Texas State University School of Nursing
Texas State University School of Nursing
Written by Amy Stansbury Friday, 06 June 2008
The Texas State University Board of Regents approved a new nursing program that will be offered at the Round Rock Higher Education Center campus starting in the fall of 2010. Dr. Ruth Welborn, dean of the College of Health Professions at Texas State, said 100 students will be admitted the first year.
“We’re under the gun. We’re going to admit our first class of junior classified students,” Welborn said. “They will have their freshman and sophomore prerequisites prior to being admitted, and those courses could be taken any place.”
Welborn is conducting a national search for three initial faculty for the program, including a director, and expects to have them hired by September.

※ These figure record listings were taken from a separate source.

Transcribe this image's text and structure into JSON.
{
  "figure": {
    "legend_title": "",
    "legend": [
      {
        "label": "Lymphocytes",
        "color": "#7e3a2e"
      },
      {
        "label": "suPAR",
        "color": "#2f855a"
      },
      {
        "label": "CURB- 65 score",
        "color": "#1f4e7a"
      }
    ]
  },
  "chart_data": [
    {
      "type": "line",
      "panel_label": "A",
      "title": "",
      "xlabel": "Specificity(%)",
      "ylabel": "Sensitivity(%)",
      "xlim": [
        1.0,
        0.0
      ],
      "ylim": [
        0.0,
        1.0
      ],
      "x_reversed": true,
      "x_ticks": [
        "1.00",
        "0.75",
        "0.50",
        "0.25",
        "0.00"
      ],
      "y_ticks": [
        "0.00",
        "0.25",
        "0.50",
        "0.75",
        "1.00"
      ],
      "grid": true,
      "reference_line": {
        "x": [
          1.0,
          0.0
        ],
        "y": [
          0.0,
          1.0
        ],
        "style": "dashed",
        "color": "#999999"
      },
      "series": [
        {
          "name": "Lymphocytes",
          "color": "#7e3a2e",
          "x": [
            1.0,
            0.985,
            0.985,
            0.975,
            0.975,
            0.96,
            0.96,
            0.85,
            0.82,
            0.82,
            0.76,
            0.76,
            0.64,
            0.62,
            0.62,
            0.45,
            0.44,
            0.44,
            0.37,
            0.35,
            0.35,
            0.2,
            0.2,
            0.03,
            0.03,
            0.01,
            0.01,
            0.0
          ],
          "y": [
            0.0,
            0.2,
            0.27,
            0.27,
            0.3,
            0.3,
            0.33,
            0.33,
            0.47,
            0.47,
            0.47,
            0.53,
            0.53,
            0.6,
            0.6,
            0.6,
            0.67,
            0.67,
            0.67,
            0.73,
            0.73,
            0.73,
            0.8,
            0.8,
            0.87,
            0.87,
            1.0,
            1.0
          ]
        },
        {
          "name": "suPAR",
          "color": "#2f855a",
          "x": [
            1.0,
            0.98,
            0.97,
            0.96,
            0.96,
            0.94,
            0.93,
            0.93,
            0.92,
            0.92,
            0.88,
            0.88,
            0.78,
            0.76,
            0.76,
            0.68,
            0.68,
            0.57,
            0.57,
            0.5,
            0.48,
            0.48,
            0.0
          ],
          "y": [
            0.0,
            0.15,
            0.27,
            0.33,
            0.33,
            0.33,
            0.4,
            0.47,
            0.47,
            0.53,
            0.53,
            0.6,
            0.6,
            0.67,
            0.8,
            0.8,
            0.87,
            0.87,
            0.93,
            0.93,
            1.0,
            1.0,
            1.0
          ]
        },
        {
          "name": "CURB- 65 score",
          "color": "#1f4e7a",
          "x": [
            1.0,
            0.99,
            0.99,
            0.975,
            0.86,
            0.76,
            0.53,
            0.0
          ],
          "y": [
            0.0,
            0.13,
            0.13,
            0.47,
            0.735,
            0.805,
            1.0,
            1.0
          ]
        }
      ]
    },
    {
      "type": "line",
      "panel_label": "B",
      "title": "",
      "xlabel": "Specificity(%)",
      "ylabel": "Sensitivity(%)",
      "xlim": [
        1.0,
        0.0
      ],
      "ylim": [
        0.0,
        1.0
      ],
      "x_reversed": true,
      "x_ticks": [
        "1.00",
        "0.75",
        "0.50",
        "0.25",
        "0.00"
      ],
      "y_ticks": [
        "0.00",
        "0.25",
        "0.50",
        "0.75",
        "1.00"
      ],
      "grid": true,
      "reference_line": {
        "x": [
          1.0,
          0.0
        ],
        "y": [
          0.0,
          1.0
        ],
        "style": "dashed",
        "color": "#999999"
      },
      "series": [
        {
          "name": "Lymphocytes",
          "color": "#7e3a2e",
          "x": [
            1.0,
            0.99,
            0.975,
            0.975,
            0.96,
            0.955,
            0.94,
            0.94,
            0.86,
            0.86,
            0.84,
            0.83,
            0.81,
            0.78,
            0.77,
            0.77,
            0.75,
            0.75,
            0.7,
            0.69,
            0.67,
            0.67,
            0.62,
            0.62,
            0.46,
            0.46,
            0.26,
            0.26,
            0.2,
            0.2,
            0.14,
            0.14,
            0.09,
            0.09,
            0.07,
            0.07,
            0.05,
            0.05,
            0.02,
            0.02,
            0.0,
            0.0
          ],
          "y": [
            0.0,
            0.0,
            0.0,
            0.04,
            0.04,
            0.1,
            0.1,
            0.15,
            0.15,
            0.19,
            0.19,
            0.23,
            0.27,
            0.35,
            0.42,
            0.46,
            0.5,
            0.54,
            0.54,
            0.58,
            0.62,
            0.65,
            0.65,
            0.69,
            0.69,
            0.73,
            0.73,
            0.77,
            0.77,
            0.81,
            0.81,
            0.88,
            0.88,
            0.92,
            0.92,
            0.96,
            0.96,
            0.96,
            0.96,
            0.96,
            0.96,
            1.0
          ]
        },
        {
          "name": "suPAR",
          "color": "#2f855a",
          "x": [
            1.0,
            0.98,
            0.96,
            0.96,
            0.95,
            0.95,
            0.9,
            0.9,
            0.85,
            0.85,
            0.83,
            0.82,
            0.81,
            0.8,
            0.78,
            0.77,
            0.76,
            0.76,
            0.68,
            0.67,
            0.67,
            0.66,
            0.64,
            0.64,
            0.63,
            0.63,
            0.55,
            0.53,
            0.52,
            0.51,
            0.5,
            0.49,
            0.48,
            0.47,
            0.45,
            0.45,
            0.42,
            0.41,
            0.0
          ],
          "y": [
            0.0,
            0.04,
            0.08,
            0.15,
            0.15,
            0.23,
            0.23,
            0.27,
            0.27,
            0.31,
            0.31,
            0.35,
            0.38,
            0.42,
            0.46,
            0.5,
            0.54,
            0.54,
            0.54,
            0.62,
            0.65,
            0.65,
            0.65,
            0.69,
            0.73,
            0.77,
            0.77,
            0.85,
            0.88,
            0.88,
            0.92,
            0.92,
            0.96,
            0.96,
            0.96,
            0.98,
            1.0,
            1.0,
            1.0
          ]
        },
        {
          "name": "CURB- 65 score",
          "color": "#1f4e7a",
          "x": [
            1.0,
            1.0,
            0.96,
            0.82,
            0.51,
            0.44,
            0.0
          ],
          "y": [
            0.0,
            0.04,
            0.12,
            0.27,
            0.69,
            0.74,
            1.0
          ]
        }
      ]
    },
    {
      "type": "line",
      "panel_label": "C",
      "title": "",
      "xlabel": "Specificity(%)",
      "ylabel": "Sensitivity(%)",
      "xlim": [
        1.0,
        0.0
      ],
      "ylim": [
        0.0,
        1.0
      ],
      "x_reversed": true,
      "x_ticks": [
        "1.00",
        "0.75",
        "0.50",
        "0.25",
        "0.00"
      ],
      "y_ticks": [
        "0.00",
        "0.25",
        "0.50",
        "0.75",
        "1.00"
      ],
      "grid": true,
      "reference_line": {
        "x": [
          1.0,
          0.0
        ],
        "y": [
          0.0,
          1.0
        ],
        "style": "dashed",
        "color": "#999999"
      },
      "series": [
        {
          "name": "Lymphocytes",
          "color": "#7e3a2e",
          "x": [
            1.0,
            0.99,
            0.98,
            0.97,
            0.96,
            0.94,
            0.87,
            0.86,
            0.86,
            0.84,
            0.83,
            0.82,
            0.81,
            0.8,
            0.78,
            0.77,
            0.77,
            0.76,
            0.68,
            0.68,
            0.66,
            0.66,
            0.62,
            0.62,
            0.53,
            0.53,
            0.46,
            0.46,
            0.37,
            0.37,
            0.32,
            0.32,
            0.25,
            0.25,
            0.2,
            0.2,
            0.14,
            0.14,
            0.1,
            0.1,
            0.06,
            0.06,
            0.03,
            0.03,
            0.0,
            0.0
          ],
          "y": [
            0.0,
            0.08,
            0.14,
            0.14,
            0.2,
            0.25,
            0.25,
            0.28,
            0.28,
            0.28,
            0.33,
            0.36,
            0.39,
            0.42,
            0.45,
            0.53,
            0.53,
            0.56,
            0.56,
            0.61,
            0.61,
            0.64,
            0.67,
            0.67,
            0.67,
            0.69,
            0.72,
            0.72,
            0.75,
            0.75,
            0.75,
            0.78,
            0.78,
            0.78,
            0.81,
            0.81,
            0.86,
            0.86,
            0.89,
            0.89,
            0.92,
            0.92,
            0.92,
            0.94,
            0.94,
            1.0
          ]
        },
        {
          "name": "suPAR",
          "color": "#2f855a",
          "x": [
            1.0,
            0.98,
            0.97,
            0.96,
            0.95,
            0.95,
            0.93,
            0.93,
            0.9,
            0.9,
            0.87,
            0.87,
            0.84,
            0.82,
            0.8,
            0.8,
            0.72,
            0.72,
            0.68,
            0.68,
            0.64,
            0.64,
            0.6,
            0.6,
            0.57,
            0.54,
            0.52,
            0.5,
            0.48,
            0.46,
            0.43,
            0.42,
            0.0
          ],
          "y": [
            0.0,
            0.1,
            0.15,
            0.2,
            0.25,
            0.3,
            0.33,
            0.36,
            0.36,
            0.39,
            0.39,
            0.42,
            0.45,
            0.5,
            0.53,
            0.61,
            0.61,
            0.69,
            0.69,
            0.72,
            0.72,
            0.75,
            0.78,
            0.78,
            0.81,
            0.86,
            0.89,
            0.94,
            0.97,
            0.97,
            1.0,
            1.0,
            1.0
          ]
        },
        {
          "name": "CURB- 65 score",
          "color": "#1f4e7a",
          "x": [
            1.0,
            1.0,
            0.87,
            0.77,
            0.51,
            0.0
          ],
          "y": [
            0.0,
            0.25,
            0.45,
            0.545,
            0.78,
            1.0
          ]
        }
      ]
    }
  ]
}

The RRHEC will soon receive $438,000 from the 2008 Department of Education budget for the new nursing program. St. David’s Community Health Foundation also donated $6 million to help establish the new School of Nursing. In recognition of the donation, Texas State named the school the St. David’s School of Nursing.
Texas State already offers a class in health administration at the Avery building, the first building at the RRHEC campus. Design plans for a second building to house the nursing school will be presented to the Board of Regents for approval in August. The three-story building is expected to be 77,740 sq. ft. and feature classrooms, faculty offices and simulation practice laboratories, which will include a maternal and child health lab, an intensive and critical care lab, medical surgical lab, basic skills lab and a home care lab.
“The home care lab is really kind of unusual. With patients going home so quickly after hospitalization, a lot of the care continues in the home. So, we’re going to have a simulated apartment in which students will benefit from learning how to teach patients how to get around the bed and TV to the bathroom.”
Texas State is planning for more growth at the RRHEC campus in the next few years with the addition of third and fourth buildings, said RRHEC Director Edna Rehbein.
“In January 2009, we will be going to the legislature for money for the third building and possibly the fourth building,” Rehbein said. “The third building will definitely be for health professions or allied health programs. So, as soon as we know we’re getting that money, if we get it, then we’ll know which programs will be coming up here two to three years after that.”
The recent annexation of the rest of the Round Rock Independent School District into the ACC district and Texas State’s new School of Nursing is increasing educational opportunity for students, according to Rehbein.
“The whole idea is seamless education from high school, with those students taking some Early College Start classes, and then going on to ACC and eventually transferring to Texas State for their upper level courses,” Rehbein said. “Students will know early-on the courses they take at ACC will transfer to Texas State.”
The ACC annexation is positive for Texas State and the RRHEC, Rehbein said.
“We’re getting pretty full at the Avery building and we’re [Texas State] going to need some additional space, so it’s probably time for [ACC] to move into their building and vacate some of the space they’ve been using here,” she said. “The plan was always for ACC to move into their space within about five years.”
ACC has always been the largest feeder into Texas State in San Marcos, so Rehbein expects ACC to continue to be a natural feeder into the university’s campus in Round Rock, too.
“It’s definitely going to impact our enrollment because with ACC being able to offer many more of the core classes and many more of the majors that they offer, it’s just going to increase that transfer rate significantly,” Rehbein said. “We anticipate many of those students continuing with us when they get to the junior level courses.”
Texas State will be able to offer more core classes once ACC opens its new building in the fall of 2010.
“Some of the majors we offer still require certain core classes that students need, like history and upper level literature that students can’t get at ACC because they’re upper-level courses,” Rehbein said. “Right now, sometimes they’re actually having to go down to San Marcos, which of course is not what they want to do.”